6 files changed, 135 insertions, 9 deletions

diff --git a/Makefile.in b/Makefile.in
index 7d147583..a63f69f1 100644
--- a/Makefile.in
+++ b/Makefile.in
@@ -247,6 +247,7 @@ TESTS_UNIT := \
 	$(srcroot)test/unit/sc.c \
 	$(srcroot)test/unit/seq.c \
 	$(srcroot)test/unit/SFMT.c \
+	$(srcroot)test/unit/size_check.c \
 	$(srcroot)test/unit/size_classes.c \
 	$(srcroot)test/unit/slab.c \
 	$(srcroot)test/unit/smoothstep.c \
diff --git a/configure.ac b/configure.ac
index b197d32e..d68d376c 100644
--- a/configure.ac
+++ b/configure.ac
@@ -1492,6 +1492,23 @@ if test "x$enable_opt_safety_checks" = "x1" ; then
 fi
 AC_SUBST([enable_opt_safety_checks])
 
+dnl Look for sized-deallocation bugs while otherwise being in opt mode.

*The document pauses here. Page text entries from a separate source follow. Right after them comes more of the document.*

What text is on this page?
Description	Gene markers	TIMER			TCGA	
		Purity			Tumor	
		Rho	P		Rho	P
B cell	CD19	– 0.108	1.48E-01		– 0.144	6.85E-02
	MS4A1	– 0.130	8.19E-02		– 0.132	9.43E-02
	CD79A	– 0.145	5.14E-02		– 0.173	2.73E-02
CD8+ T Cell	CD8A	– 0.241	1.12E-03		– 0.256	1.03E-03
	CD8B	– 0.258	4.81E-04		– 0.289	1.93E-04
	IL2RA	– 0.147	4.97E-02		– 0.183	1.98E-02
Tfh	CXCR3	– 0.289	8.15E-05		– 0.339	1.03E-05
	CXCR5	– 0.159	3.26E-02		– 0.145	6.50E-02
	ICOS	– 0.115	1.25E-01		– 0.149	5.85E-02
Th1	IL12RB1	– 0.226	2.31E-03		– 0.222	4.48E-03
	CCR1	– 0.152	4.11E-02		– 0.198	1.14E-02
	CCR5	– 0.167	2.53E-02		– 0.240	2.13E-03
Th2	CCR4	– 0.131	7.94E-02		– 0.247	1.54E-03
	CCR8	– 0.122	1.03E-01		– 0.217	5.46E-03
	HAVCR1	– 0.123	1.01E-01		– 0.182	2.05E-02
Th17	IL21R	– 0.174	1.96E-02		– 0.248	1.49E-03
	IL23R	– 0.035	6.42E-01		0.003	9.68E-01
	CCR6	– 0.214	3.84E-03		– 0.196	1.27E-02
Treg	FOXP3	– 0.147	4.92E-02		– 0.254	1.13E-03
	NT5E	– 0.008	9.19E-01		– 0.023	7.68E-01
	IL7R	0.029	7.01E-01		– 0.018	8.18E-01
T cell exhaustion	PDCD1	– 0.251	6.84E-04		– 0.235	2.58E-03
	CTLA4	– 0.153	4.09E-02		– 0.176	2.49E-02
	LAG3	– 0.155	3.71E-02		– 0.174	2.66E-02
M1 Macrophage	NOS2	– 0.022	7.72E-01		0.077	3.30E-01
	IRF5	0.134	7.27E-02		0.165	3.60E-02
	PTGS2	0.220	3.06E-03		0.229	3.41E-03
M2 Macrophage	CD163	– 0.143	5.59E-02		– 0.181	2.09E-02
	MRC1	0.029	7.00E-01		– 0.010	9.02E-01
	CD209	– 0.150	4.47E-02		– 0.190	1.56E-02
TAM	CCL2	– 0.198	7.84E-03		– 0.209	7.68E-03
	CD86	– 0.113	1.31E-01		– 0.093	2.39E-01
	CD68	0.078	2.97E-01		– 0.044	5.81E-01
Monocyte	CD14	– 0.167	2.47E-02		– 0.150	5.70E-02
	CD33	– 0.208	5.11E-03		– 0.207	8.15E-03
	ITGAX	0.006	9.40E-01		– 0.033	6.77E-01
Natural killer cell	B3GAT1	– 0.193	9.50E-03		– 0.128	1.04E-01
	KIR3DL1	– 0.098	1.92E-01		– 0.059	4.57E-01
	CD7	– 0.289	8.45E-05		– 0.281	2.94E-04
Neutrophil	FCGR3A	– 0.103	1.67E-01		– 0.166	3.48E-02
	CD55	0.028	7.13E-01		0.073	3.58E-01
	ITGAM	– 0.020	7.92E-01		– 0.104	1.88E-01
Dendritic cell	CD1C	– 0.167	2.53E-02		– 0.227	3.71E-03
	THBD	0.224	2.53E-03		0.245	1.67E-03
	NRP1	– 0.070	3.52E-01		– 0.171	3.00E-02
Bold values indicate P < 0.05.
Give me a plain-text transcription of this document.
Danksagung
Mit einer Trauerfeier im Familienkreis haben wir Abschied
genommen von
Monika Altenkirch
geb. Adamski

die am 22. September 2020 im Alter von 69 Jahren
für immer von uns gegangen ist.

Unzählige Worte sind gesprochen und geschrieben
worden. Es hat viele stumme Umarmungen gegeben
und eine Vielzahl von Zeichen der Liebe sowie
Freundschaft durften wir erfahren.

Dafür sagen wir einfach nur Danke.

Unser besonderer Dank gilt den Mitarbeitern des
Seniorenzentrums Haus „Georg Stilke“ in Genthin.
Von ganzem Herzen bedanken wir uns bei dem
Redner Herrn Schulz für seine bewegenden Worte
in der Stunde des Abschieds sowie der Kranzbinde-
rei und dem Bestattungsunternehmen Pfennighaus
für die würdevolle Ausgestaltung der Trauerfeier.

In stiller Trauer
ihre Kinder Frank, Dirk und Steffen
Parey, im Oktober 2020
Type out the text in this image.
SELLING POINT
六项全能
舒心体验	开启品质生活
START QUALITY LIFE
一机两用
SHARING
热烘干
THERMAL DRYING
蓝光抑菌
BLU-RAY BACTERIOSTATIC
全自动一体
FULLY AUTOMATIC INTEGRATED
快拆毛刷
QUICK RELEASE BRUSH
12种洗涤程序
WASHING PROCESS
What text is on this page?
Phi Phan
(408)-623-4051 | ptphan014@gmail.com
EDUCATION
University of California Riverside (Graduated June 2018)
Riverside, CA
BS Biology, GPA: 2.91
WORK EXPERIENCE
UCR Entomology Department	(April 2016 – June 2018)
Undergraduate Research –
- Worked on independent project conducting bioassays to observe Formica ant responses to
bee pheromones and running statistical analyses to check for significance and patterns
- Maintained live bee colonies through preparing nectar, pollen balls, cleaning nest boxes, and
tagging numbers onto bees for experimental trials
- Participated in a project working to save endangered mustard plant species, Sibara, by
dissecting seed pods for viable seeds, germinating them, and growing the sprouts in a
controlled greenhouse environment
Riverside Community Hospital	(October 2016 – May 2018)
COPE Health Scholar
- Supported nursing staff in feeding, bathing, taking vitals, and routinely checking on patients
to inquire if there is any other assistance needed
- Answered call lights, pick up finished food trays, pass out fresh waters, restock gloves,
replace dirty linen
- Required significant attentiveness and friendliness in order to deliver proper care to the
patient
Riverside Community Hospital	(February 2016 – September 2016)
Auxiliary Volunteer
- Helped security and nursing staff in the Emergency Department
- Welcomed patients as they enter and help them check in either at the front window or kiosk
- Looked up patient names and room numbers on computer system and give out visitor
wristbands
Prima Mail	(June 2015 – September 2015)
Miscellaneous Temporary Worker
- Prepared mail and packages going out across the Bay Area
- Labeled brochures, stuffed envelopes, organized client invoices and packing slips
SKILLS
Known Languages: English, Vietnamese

+AC_ARG_ENABLE([opt-size-checks],
+  [AS_HELP_STRING([--enable-opt-size-checks],
+  [Perform sized-deallocation argument checks, even in opt mode])],
+[if test "x$enable_opt_size_checks" = "xno" ; then
+  enable_opt_size_checks="0"
+else
+  enable_opt_size_checks="1"
+fi
+],
+[enable_opt_size_checks="0"]
+)
+if test "x$enable_opt_size_checks" = "x1" ; then
+  AC_DEFINE([JEMALLOC_OPT_SIZE_CHECKS], [ ])
+fi
+AC_SUBST([enable_opt_size_checks])
+
 JE_COMPILABLE([a program using __builtin_unreachable], [
 void foo (void) {
   __builtin_unreachable();
diff --git a/include/jemalloc/internal/jemalloc_internal_defs.h.in b/include/jemalloc/internal/jemalloc_internal_defs.h.in
index 0aef0bb3..ee052bb8 100644
--- a/include/jemalloc/internal/jemalloc_internal_defs.h.in
+++ b/include/jemalloc/internal/jemalloc_internal_defs.h.in
@@ -373,4 +373,7 @@
 /* Performs additional safety checks when defined. */
 #undef JEMALLOC_OPT_SAFETY_CHECKS
 
+/* Performs additional size checks when defined. */
+#undef JEMALLOC_OPT_SIZE_CHECKS
+
 #endif /* JEMALLOC_INTERNAL_DEFS_H_ */
diff --git a/include/jemalloc/internal/jemalloc_preamble.h.in b/include/jemalloc/internal/jemalloc_preamble.h.in
index 740fcfcb..4012eb25 100644
--- a/include/jemalloc/internal/jemalloc_preamble.h.in
+++ b/include/jemalloc/internal/jemalloc_preamble.h.in
@@ -180,6 +180,19 @@ static const bool config_opt_safety_checks =
 #endif
     ;
 
+/*
+ * Extra debugging of sized deallocations too onerous to be included in the
+ * general safety checks.
+ */
+static const bool config_opt_size_checks =
+#if defined(JEMALLOC_OPT_SIZE_CHECKS) || defined(JEMALLOC_OPT_SAFETY_CHECKS) \
+    || defined(JEMALLOC_DEBUG)
+    true
+#else
+    false
+#endif
+    ;
+
 #if defined(_WIN32) || defined(JEMALLOC_HAVE_SCHED_GETCPU)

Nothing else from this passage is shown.